テレビ、特に、関西系で、お笑い系のタレントがこの電子たばこをわざとと思われるほど取り扱い露出させている。背後に商業的なものも考えてしまうが・・・


禁煙草って・・・  2004年 05月 06日
って最初のブログを思い出す。


朝日新聞が常識がないというのは常識だが・・・これはひどすぎる・・・→ 電子たばこ「タエコ」で一服いかが 「禁煙が楽に」2008年12月7日3時1分魚拓

WHO関係
Marketers of electronic cigarettes should halt unproved therapy claims
WHO News Release 19 September 2008
”WHOは禁煙試みのための正当な治療法とは考えてない”
Contrary to what some marketers of the electronic cigarette imply in their advertisements, the World Health Organization (WHO) does not consider it to be a legitimate therapy for smokers trying to quit.


ニコチン置換治療とは異なり、この製品の安全性・有効性に関する科学的エビデンスを有していない。
2004年に中国で開発され、世界に広がっている。広告の中にはWHOがまるで正当な治療と認めたという宣伝まで行っているところもある。

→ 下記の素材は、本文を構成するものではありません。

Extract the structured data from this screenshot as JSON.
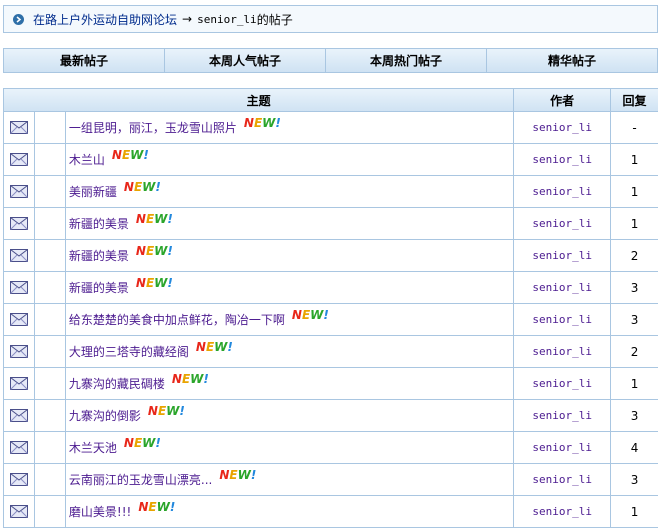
{
  "breadcrumb": {
    "forum_link": "在路上户外运动自助网论坛",
    "separator": "→",
    "user": "senior_li",
    "suffix": " 的帖子"
  },
  "tabs": [
    {
      "label": "最新帖子"
    },
    {
      "label": "本周人气帖子"
    },
    {
      "label": "本周热门帖子"
    },
    {
      "label": "精华帖子"
    }
  ],
  "table": {
    "headers": {
      "subject": "主题",
      "author": "作者",
      "replies": "回复"
    },
    "new_badge": {
      "n": "N",
      "e": "E",
      "w": "W",
      "x": "!"
    },
    "rows": [
      {
        "subject": "一组昆明，丽江，玉龙雪山照片",
        "author": "senior_li",
        "replies": "-"
      },
      {
        "subject": "木兰山",
        "author": "senior_li",
        "replies": "1"
      },
      {
        "subject": "美丽新疆",
        "author": "senior_li",
        "replies": "1"
      },
      {
        "subject": "新疆的美景",
        "author": "senior_li",
        "replies": "1"
      },
      {
        "subject": "新疆的美景",
        "author": "senior_li",
        "replies": "2"
      },
      {
        "subject": "新疆的美景",
        "author": "senior_li",
        "replies": "3"
      },
      {
        "subject": "给东楚楚的美食中加点鲜花，陶冶一下啊",
        "author": "senior_li",
        "replies": "3"
      },
      {
        "subject": "大理的三塔寺的藏经阁",
        "author": "senior_li",
        "replies": "2"
      },
      {
        "subject": "九寨沟的藏民碉楼",
        "author": "senior_li",
        "replies": "1"
      },
      {
        "subject": "九寨沟的倒影",
        "author": "senior_li",
        "replies": "3"
      },
      {
        "subject": "木兰天池",
        "author": "senior_li",
        "replies": "4"
      },
      {
        "subject": "云南丽江的玉龙雪山漂亮...",
        "author": "senior_li",
        "replies": "3"
      },
      {
        "subject": "磨山美景!!!",
        "author": "senior_li",
        "replies": "1"
      }
    ]
  },
  "icons": {
    "row_icon": "envelope-icon",
    "crumb_icon": "arrow-bullet-icon"
  },
  "colors": {
    "border": "#a9c6e1",
    "link": "#4b1a8f",
    "header_bg": "#cfe2f3"
  }
}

” WHO Study Group on Tobacco Product Regulation”(2008年11月12-14日)、南アフリカ Durbanでたばこ製品規制に関するMember Statesへの助言
http://www.who.int/tobacco/global_interaction/tobreg/en/)がなされるはず



"electronic cigarettes"の項目は見あたらない
  ↓
WHO Study Group on Tobacco Product Regulation (TobReg) report on the scientific basis of tobacco product regulation
http://www.who.int/tobacco/global_interaction/tobreg/tsr/en/index.html



電子たばこの説明にある・・・“煙草風味のエキス(液体状)”が、regulationの芳香添加物に相当するのかもしれない。

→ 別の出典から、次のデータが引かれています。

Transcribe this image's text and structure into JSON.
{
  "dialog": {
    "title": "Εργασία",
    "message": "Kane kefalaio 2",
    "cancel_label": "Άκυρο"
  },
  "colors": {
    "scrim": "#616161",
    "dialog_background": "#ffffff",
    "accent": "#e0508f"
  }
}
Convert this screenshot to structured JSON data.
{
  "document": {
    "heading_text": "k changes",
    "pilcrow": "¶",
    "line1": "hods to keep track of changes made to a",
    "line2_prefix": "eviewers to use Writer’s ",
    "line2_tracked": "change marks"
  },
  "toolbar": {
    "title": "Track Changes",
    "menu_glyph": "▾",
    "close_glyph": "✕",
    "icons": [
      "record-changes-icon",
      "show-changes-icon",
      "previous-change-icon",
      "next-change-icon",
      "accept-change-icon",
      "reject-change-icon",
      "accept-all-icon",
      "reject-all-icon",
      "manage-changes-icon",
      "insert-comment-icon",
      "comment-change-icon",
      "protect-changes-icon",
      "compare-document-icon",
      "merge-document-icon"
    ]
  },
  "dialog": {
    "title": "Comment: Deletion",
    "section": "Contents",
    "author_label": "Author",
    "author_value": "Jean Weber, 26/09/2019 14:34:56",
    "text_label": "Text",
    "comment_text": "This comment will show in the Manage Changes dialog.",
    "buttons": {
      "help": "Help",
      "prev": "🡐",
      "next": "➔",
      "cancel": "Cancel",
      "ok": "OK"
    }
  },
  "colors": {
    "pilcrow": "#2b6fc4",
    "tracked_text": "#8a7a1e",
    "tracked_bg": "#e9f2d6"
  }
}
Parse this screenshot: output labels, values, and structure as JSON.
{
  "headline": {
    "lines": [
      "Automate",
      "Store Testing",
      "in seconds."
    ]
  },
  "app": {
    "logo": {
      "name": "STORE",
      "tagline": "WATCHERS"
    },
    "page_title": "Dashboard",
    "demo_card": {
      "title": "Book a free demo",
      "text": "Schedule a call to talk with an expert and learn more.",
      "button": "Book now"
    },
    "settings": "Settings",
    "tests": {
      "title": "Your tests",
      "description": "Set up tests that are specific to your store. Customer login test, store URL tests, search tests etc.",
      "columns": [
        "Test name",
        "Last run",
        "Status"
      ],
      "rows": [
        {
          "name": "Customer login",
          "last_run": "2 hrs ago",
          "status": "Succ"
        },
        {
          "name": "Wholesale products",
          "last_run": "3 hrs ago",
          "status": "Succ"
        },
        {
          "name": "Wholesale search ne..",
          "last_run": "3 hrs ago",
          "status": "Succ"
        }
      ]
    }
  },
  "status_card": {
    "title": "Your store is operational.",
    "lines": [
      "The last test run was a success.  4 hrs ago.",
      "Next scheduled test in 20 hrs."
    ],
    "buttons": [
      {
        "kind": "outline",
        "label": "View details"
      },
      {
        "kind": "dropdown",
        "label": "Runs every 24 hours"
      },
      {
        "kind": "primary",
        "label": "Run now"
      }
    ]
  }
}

BBC(http://news.bbc.co.uk/1/hi/health/7658603.stm
Fears over electronic cigarettes
製品にはタール、たばこ、一酸化炭素を含まないが、微細な熱っせられたミストを吸入することとそこに規制がないことを危惧するが、、製品取り扱い者は通常の喫煙より安全と主張する。
BBCでは月1000超ほど売れていると報告。
しかし、WHOを含むキャンペーン側はこの製品に関する情報不足を指摘する。
Douglas Bettcher(World Health Organisation)は、製品に含む情報のなさ故の"regulatory blackhole"で存在する製品ということと述べている。
我々は、ニコチン付加カートリッジがなんであるか、その知識も持ち合わせていない。そして、熱したとき、蒸気化、そしてそれを吸入したときの影響は不明である。

そして、 Deborah Arnott(anti-smoking group Ash)は多くが中国製であることを指摘し、その質のコントロールが”良質でない”と指摘している。
喫煙者たちがニコチン製品として安全であると思いこんでいるが、regulatory gapが存在する。やはり禁煙者たちへはニコチンガムやパッチのような製品を助言したい。

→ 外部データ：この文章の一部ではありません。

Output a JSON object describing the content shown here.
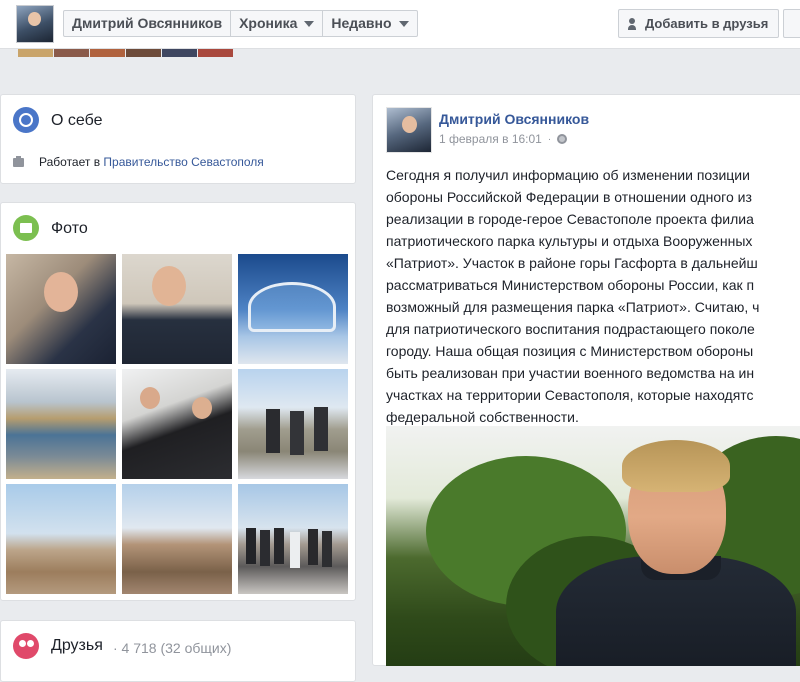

一方、取り扱い業者側であるJason Cropper(managing director of the Electronic Cigarette Company)は、確実に喫煙よりや安全であると主張する。試験はマウスや検査室で行われ、有害性をしめすものはなかったという。しかし、人へのトライアルは効果であるが故に行われないだろうと述べている。多くは小規模会社故経済的に困難だと述べている。



有用性・有効性・有害性に関して未だ確立してないものを、その不確実性の説明無くテレビで露出する、その倫理性は・・・BPOを本日問い合わせてみた。

”たかじんのそこまで言って委員会”で、やしきたかじんが、電子たばこを無害であるかのごとく解説し、実際に使用して見せていた。

参考資料を2つ提示する
・Marketers of electronic cigarettes should halt unproved therapy claims
WHO News Release 19 September 2008
http://www.who.int/mediacentre/news/releases/2008/pr34/en/index.html

・BBC(http://news.bbc.co.uk/1/hi/health/7658603.stm)
Fears over electronic cigarettes

有益性・有害性が担保されてないものを一方的に良いものとしてメディアで取り扱っては成らないと思うのだ。
中国製品が一定程度を占め、その質の担保もままならないため、後に被害が生じたときには、たかじん以下、放送関係者は責任を負う覚悟があるのだろうか?